Finnish politician (1906–1987)

Aimo Anshelm Aaltonen (10 December 1906 – 21 September 1987) was a Finnish construction worker, carpenter, and politician.

== Biography ==
Aaltonen was born in Pargas and was the middle of 3 sons, and had multiple jobs by the time he was ten, and became a carpenter at 13. At 17 he joined the Worker's Sports Federation (AIF) and approached other left-wing organizations. Having been in touch with communists from his local area, he became a communist as a young man and went to the Soviet Union in 1930, where he studied from 1930 to 1933 at the Communist University of the National Minorities of the West in Leningrad. Shortly after he returned to Finland, he was arrested on sedition charges and spent ten years in prison.
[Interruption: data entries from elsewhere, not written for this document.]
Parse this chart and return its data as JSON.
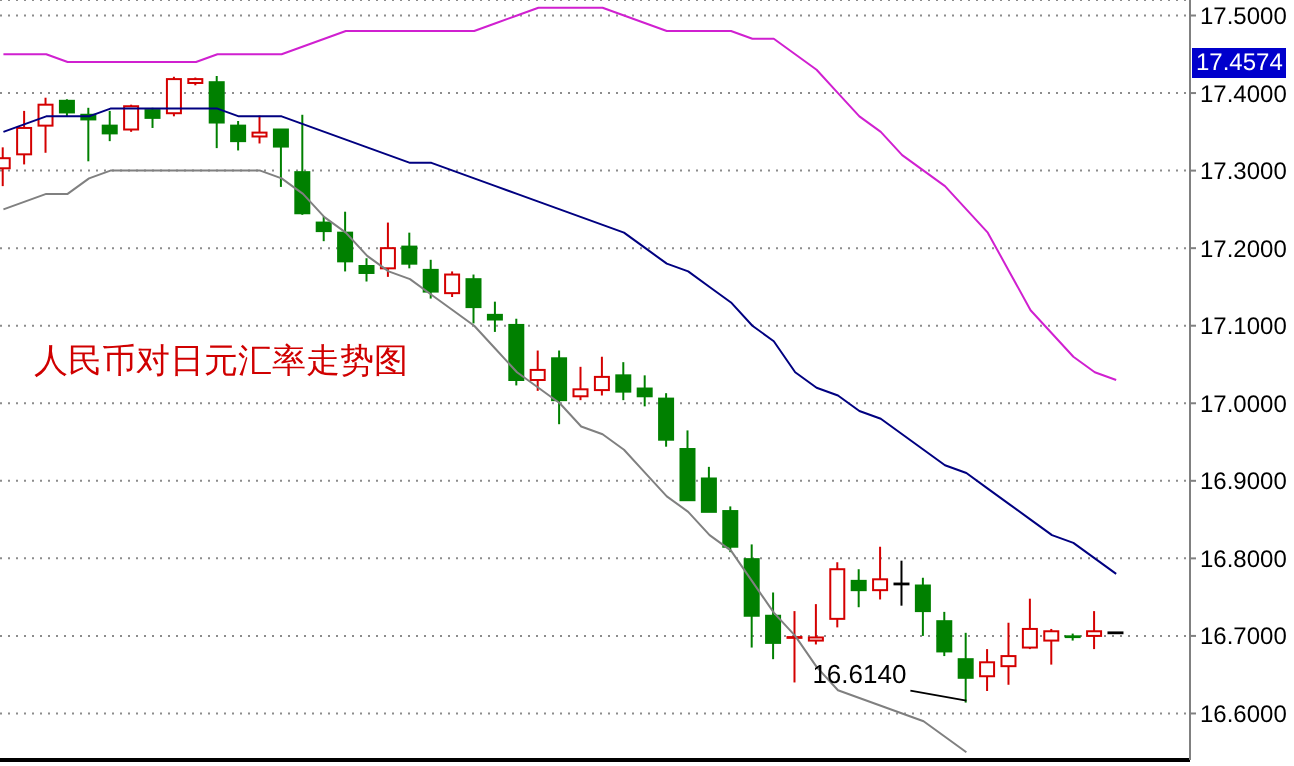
{
  "chart_data": {
    "type": "candlestick",
    "title": "人民币对日元汇率走势图",
    "categories": [
      null,
      null,
      null,
      null,
      null,
      null,
      null,
      null,
      null,
      null,
      null,
      null,
      null,
      null,
      null,
      null,
      null,
      null,
      null,
      null,
      null,
      null,
      null,
      null,
      null,
      null,
      null,
      null,
      null,
      null,
      null,
      null,
      null,
      null,
      null,
      null,
      null,
      null,
      null,
      null,
      null,
      null,
      null,
      null,
      null,
      null,
      null,
      null,
      null,
      null,
      null,
      null,
      null
    ],
    "ohlc": [
      [
        17.303,
        17.33,
        17.28,
        17.316
      ],
      [
        17.321,
        17.377,
        17.308,
        17.355
      ],
      [
        17.358,
        17.394,
        17.323,
        17.385
      ],
      [
        17.39,
        17.392,
        17.37,
        17.375
      ],
      [
        17.372,
        17.381,
        17.312,
        17.366
      ],
      [
        17.358,
        17.377,
        17.338,
        17.348
      ],
      [
        17.353,
        17.385,
        17.35,
        17.383
      ],
      [
        17.378,
        17.381,
        17.355,
        17.368
      ],
      [
        17.374,
        17.421,
        17.37,
        17.418
      ],
      [
        17.413,
        17.42,
        17.41,
        17.418
      ],
      [
        17.414,
        17.422,
        17.329,
        17.362
      ],
      [
        17.358,
        17.364,
        17.326,
        17.338
      ],
      [
        17.344,
        17.371,
        17.335,
        17.349
      ],
      [
        17.353,
        17.353,
        17.279,
        17.331
      ],
      [
        17.298,
        17.372,
        17.243,
        17.245
      ],
      [
        17.233,
        17.241,
        17.209,
        17.222
      ],
      [
        17.22,
        17.247,
        17.17,
        17.183
      ],
      [
        17.177,
        17.187,
        17.157,
        17.168
      ],
      [
        17.174,
        17.233,
        17.163,
        17.2
      ],
      [
        17.202,
        17.22,
        17.174,
        17.18
      ],
      [
        17.172,
        17.185,
        17.135,
        17.144
      ],
      [
        17.142,
        17.17,
        17.137,
        17.166
      ],
      [
        17.16,
        17.166,
        17.103,
        17.124
      ],
      [
        17.114,
        17.131,
        17.092,
        17.108
      ],
      [
        17.101,
        17.109,
        17.023,
        17.03
      ],
      [
        17.03,
        17.068,
        17.016,
        17.043
      ],
      [
        17.058,
        17.068,
        16.973,
        17.004
      ],
      [
        17.009,
        17.047,
        17.004,
        17.018
      ],
      [
        17.017,
        17.06,
        17.01,
        17.034
      ],
      [
        17.036,
        17.053,
        17.004,
        17.015
      ],
      [
        17.019,
        17.036,
        16.996,
        17.009
      ],
      [
        17.006,
        17.013,
        16.944,
        16.953
      ],
      [
        16.941,
        16.965,
        16.875,
        16.875
      ],
      [
        16.903,
        16.918,
        16.86,
        16.86
      ],
      [
        16.861,
        16.867,
        16.808,
        16.815
      ],
      [
        16.799,
        16.818,
        16.685,
        16.726
      ],
      [
        16.726,
        16.756,
        16.67,
        16.691
      ],
      [
        16.696,
        16.732,
        16.64,
        16.698
      ],
      [
        16.694,
        16.741,
        16.689,
        16.698
      ],
      [
        16.722,
        16.795,
        16.711,
        16.786
      ],
      [
        16.771,
        16.786,
        16.737,
        16.759
      ],
      [
        16.759,
        16.815,
        16.747,
        16.773
      ],
      [
        16.767,
        16.797,
        16.739,
        16.767
      ],
      [
        16.765,
        16.775,
        16.7,
        16.732
      ],
      [
        16.719,
        16.731,
        16.674,
        16.68
      ],
      [
        16.67,
        16.704,
        16.614,
        16.646
      ],
      [
        16.648,
        16.683,
        16.629,
        16.666
      ],
      [
        16.661,
        16.717,
        16.637,
        16.674
      ],
      [
        16.685,
        16.748,
        16.683,
        16.709
      ],
      [
        16.694,
        16.709,
        16.663,
        16.706
      ],
      [
        16.699,
        16.703,
        16.694,
        16.697
      ],
      [
        16.7,
        16.732,
        16.683,
        16.706
      ],
      [
        16.704,
        16.704,
        16.704,
        16.704
      ]
    ],
    "colors": [
      "#d40000",
      "#d40000",
      "#d40000",
      "#008000",
      "#008000",
      "#008000",
      "#d40000",
      "#008000",
      "#d40000",
      "#d40000",
      "#008000",
      "#008000",
      "#d40000",
      "#008000",
      "#008000",
      "#008000",
      "#008000",
      "#008000",
      "#d40000",
      "#008000",
      "#008000",
      "#d40000",
      "#008000",
      "#008000",
      "#008000",
      "#d40000",
      "#008000",
      "#d40000",
      "#d40000",
      "#008000",
      "#008000",
      "#008000",
      "#008000",
      "#008000",
      "#008000",
      "#008000",
      "#008000",
      "#d40000",
      "#d40000",
      "#d40000",
      "#008000",
      "#d40000",
      "#000000",
      "#008000",
      "#008000",
      "#008000",
      "#d40000",
      "#d40000",
      "#d40000",
      "#d40000",
      "#008000",
      "#d40000",
      "#000000"
    ],
    "series": [
      {
        "type": "line",
        "color": "#d020d0",
        "values": [
          17.45,
          17.45,
          17.45,
          17.44,
          17.44,
          17.44,
          17.44,
          17.44,
          17.44,
          17.44,
          17.45,
          17.45,
          17.45,
          17.45,
          17.46,
          17.47,
          17.48,
          17.48,
          17.48,
          17.48,
          17.48,
          17.48,
          17.48,
          17.49,
          17.5,
          17.51,
          17.51,
          17.51,
          17.51,
          17.5,
          17.49,
          17.48,
          17.48,
          17.48,
          17.48,
          17.47,
          17.47,
          17.45,
          17.43,
          17.4,
          17.37,
          17.35,
          17.32,
          17.3,
          17.28,
          17.25,
          17.22,
          17.17,
          17.12,
          17.09,
          17.06,
          17.04,
          17.03
        ]
      },
      {
        "type": "line",
        "color": "#000080",
        "values": [
          17.35,
          17.36,
          17.37,
          17.37,
          17.37,
          17.38,
          17.38,
          17.38,
          17.38,
          17.38,
          17.38,
          17.37,
          17.37,
          17.37,
          17.36,
          17.35,
          17.34,
          17.33,
          17.32,
          17.31,
          17.31,
          17.3,
          17.29,
          17.28,
          17.27,
          17.26,
          17.25,
          17.24,
          17.23,
          17.22,
          17.2,
          17.18,
          17.17,
          17.15,
          17.13,
          17.1,
          17.08,
          17.04,
          17.02,
          17.01,
          16.99,
          16.98,
          16.96,
          16.94,
          16.92,
          16.91,
          16.89,
          16.87,
          16.85,
          16.83,
          16.82,
          16.8,
          16.78
        ]
      },
      {
        "type": "line",
        "color": "#808080",
        "values": [
          17.25,
          17.26,
          17.27,
          17.27,
          17.29,
          17.3,
          17.3,
          17.3,
          17.3,
          17.3,
          17.3,
          17.3,
          17.3,
          17.29,
          17.27,
          17.24,
          17.22,
          17.19,
          17.17,
          17.16,
          17.14,
          17.12,
          17.1,
          17.07,
          17.04,
          17.02,
          17.0,
          16.97,
          16.96,
          16.94,
          16.91,
          16.88,
          16.86,
          16.83,
          16.81,
          16.77,
          16.73,
          16.7,
          16.66,
          16.63,
          16.62,
          16.61,
          16.6,
          16.59,
          16.57,
          16.55,
          null,
          null,
          null,
          null,
          null,
          null,
          null
        ]
      }
    ],
    "ylim": [
      16.54,
      17.52
    ],
    "yticks": [
      {
        "value": 16.6,
        "label": "16.6000"
      },
      {
        "value": 16.7,
        "label": "16.7000"
      },
      {
        "value": 16.8,
        "label": "16.8000"
      },
      {
        "value": 16.9,
        "label": "16.9000"
      },
      {
        "value": 17.0,
        "label": "17.0000"
      },
      {
        "value": 17.1,
        "label": "17.1000"
      },
      {
        "value": 17.2,
        "label": "17.2000"
      },
      {
        "value": 17.3,
        "label": "17.3000"
      },
      {
        "value": 17.4,
        "label": "17.4000"
      },
      {
        "value": 17.5,
        "label": "17.5000"
      }
    ],
    "grid": "y",
    "tick_labels": "y",
    "annotations": [
      {
        "text": "16.6140",
        "y": 16.614
      },
      "17.4574"
    ]
  }
}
In 1944 he was freed as a result of the Moscow Armistice of 19 September 1944, which led to the legalisation of the Communist Party of Finland (SKP). Aaltonen served as the chairman of the SKP from 1944 to 1945 and again from 1948 to 1966. He was the deputy chief of the VALPO (the Finnish Security Service) from 1945 to 1947. He was a member of the Parliament of Finland from 1945 to 1962, representing the Finnish People's Democratic League (SKDL).